Late last week, the Illinois House Revenue Committee approved a plan to impose a tax surcharge on residents earning more than $1 million a year.
The measure, backed by Democrat House Speaker Mike Madigan (pictured) would affect around 14,000 individuals and raise a projected $1 billion, earmarked for public schools. The state is also considering extending a temporary income tax increase for all residents, first passed three years ago.
Illinois has a flat income tax, assessing residents 5% of their yearly income. Madigan’s proposal would impose a further 3% for those earning $1 million a year. Asked during the committee hearing why he chose that specific threshold, Madigan said, “that just sounded like a good number.”
The twin moves in the Land of Lincoln, enacting a new tax and extending a previous tax hike, contrast with other states, the majority of whom are considering tax cuts. Illinois’ neighbors, Wisconsin and Indiana, have both moved to make significant cuts in taxes.
Gov.
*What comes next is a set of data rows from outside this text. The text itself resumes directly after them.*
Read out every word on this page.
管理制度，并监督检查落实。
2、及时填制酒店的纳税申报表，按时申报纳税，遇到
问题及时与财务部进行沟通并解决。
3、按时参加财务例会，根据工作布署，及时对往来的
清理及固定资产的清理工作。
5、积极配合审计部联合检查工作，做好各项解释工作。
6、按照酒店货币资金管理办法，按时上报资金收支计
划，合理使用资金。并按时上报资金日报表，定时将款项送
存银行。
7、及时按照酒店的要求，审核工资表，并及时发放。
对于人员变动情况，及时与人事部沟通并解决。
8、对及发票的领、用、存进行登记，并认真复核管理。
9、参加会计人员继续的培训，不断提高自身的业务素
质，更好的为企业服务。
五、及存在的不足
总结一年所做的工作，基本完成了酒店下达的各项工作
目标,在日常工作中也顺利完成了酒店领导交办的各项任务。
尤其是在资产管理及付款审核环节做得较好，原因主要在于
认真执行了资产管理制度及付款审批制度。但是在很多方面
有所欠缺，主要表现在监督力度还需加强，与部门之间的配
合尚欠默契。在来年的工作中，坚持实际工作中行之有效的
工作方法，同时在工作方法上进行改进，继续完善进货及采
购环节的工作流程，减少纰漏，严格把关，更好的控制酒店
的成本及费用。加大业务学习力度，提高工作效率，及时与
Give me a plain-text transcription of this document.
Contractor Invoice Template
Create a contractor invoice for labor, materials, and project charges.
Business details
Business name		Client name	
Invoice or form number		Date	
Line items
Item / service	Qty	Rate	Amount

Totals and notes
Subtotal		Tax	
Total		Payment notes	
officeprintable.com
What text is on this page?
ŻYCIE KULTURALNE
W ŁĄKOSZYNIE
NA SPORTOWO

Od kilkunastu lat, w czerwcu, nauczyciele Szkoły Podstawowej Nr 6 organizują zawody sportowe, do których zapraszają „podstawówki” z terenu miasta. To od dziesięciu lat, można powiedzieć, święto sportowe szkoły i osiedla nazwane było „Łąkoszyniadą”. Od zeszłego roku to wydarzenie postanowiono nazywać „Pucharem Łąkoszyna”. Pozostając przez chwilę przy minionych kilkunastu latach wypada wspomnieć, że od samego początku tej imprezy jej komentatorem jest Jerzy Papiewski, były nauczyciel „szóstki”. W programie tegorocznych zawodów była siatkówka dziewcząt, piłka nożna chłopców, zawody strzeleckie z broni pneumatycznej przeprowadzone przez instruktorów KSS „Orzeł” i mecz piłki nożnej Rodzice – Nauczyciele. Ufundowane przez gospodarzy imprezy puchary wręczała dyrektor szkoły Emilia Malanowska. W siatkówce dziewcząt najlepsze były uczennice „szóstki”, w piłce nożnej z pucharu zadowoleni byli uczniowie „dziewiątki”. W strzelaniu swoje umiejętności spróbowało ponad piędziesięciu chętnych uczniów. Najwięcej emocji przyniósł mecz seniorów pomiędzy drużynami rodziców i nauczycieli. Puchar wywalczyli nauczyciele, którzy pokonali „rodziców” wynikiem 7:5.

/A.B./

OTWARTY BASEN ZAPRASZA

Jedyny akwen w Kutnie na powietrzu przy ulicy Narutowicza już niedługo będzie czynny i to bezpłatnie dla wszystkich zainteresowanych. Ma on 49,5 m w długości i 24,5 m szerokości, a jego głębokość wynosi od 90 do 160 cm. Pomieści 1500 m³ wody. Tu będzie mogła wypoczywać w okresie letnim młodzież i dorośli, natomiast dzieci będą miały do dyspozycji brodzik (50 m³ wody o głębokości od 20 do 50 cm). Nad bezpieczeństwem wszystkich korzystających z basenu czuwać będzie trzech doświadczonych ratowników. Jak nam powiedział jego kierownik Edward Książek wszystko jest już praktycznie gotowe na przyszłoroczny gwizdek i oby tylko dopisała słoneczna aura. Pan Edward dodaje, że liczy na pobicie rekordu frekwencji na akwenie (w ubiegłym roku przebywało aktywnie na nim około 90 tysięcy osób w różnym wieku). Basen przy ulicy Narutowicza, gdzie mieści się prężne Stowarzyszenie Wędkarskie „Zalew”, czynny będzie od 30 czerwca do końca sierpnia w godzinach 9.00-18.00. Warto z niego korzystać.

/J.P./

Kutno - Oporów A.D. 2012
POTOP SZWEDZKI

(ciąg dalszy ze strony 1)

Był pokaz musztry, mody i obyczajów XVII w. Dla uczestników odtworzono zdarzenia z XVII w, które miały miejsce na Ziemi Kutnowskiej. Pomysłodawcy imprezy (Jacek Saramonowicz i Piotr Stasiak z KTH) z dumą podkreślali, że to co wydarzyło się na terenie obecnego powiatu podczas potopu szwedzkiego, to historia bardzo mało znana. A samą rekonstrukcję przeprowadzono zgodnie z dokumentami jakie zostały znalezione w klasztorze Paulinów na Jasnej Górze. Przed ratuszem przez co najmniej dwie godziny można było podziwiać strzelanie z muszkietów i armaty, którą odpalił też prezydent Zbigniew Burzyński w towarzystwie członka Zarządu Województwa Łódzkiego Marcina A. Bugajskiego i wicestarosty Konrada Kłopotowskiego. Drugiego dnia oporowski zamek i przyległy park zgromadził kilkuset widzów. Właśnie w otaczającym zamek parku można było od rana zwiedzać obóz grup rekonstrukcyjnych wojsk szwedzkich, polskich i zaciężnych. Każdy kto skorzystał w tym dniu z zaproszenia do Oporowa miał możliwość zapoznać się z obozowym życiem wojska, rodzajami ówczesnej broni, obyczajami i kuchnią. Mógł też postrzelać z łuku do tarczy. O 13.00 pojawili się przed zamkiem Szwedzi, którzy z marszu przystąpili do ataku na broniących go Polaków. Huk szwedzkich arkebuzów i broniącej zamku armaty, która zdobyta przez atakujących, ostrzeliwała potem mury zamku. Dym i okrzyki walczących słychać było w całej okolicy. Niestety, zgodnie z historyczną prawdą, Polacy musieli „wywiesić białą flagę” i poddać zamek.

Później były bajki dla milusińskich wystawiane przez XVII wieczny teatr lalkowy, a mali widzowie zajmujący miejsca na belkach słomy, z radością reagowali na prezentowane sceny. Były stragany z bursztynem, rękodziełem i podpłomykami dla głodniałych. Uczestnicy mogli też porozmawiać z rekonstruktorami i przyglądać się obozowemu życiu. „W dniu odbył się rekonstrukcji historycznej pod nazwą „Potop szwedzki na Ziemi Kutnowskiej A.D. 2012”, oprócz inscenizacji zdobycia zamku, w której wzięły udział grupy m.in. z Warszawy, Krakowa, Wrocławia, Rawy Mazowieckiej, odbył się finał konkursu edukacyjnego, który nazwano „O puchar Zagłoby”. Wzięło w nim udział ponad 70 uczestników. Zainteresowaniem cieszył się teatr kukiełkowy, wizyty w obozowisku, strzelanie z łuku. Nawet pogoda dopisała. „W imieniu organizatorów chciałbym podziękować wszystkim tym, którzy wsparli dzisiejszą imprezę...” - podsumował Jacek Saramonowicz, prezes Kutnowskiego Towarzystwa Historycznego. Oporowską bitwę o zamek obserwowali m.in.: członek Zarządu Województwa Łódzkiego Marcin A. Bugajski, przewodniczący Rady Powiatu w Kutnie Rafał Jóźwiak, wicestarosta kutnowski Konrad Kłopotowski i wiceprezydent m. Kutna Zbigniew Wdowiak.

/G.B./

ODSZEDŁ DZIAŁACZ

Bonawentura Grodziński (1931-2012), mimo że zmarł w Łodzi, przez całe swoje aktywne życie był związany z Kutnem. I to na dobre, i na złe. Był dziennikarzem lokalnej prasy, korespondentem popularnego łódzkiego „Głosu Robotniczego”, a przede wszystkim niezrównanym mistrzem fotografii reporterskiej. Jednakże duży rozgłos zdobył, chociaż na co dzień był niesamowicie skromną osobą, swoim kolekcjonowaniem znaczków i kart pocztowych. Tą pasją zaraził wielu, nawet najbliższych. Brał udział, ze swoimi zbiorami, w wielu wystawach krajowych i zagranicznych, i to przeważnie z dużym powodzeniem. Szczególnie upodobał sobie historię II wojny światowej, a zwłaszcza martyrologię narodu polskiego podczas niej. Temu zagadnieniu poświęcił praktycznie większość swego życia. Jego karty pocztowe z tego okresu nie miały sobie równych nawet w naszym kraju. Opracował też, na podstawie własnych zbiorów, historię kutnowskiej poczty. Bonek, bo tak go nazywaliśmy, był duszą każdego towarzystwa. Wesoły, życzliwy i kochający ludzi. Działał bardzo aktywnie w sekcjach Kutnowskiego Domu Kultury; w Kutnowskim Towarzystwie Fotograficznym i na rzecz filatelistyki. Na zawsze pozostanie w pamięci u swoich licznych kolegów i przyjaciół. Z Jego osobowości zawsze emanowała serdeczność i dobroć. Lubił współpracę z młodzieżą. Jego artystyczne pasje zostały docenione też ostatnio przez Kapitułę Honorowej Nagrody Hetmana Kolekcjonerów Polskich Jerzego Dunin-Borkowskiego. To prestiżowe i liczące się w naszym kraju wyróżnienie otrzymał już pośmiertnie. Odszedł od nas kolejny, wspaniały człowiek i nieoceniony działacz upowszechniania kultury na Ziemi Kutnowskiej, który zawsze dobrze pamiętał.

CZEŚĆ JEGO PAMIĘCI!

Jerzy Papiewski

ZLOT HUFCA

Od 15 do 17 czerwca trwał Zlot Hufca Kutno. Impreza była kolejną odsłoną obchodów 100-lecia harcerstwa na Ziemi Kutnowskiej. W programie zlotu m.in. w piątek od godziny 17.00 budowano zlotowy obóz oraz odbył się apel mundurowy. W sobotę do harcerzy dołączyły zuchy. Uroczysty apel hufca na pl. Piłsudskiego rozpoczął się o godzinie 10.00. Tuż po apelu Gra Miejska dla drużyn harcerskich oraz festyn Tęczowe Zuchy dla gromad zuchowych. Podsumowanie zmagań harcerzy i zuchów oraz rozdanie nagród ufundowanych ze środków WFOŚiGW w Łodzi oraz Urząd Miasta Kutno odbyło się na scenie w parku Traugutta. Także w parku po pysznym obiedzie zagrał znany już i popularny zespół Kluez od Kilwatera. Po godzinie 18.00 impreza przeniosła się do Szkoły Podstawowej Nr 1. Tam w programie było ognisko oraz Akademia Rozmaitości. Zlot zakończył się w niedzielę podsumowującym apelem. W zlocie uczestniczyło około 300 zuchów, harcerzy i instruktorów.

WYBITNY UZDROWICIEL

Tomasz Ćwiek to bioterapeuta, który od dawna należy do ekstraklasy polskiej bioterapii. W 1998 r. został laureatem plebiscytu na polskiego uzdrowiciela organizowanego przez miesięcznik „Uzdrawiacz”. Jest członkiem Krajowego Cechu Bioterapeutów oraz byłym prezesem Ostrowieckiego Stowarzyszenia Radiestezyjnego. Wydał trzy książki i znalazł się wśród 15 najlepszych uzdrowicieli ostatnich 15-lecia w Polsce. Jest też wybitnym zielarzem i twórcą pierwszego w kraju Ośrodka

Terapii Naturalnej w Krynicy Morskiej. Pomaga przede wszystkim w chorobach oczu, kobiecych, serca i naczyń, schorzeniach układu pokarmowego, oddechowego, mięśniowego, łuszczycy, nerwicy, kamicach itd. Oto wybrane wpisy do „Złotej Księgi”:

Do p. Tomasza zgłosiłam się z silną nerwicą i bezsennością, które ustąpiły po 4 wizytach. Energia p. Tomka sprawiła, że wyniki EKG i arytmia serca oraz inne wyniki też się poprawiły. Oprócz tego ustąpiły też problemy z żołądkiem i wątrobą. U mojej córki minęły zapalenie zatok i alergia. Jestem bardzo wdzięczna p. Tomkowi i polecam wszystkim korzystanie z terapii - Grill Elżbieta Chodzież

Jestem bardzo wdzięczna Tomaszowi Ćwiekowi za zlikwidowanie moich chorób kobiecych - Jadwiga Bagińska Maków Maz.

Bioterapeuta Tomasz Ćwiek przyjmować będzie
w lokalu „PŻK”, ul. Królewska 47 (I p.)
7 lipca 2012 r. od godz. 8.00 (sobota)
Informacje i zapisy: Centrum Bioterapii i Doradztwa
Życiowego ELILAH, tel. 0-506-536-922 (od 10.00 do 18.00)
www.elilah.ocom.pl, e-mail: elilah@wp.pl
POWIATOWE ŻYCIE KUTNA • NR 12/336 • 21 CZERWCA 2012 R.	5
Pat Quinn defended extending the income tax hike, saying, “We cannot cut our way to prosperity.”
Since Illinois passed the income tax increase in 2011, which raised the individual tax rate from 3.75% to 5%, spending has grown by more than 17%. Illinois has one of the worst fiscal situation among the states. Last year, bond rating firms downgraded the state’s debt. The state has the worst bond rating in the country. The bond rating firms have pointed to the states unfunded liabilities and unsustainable spending as the main drivers of its poor outlook.
Madigan’s new tax would be directed to increase funding for the state’s public schools, theoretically adding $1 billion to the state’s coffers. Of course, this projection is based on the 14,000 individuals who currently earn more than $1 million a year staying in the state and paying the tax. Last decade, Maryland passed a “millionaires tax” that was projected to raise an additional $106 million.
The next year, however, one-third of the state’s millionaires effectively disappeared. The year before the tax was hiked, 3,000 residents of Maryland earned more than $1 million. The first year the tax was in effect, just 2,000 did. The state took in $100 million less from millionaire earners than the year before, despite the higher rate. The tax expired in 2010.
Democrats in Illinois have more than enough votes to pass both tax measures. For almost a decade, Democrats, who control all branches of government in the state, have provided a real-time experiment in using tax and spending increases to bolster the state’s finances and underlying economy.
This November, voters will be asked to provide a judgment on this experiment.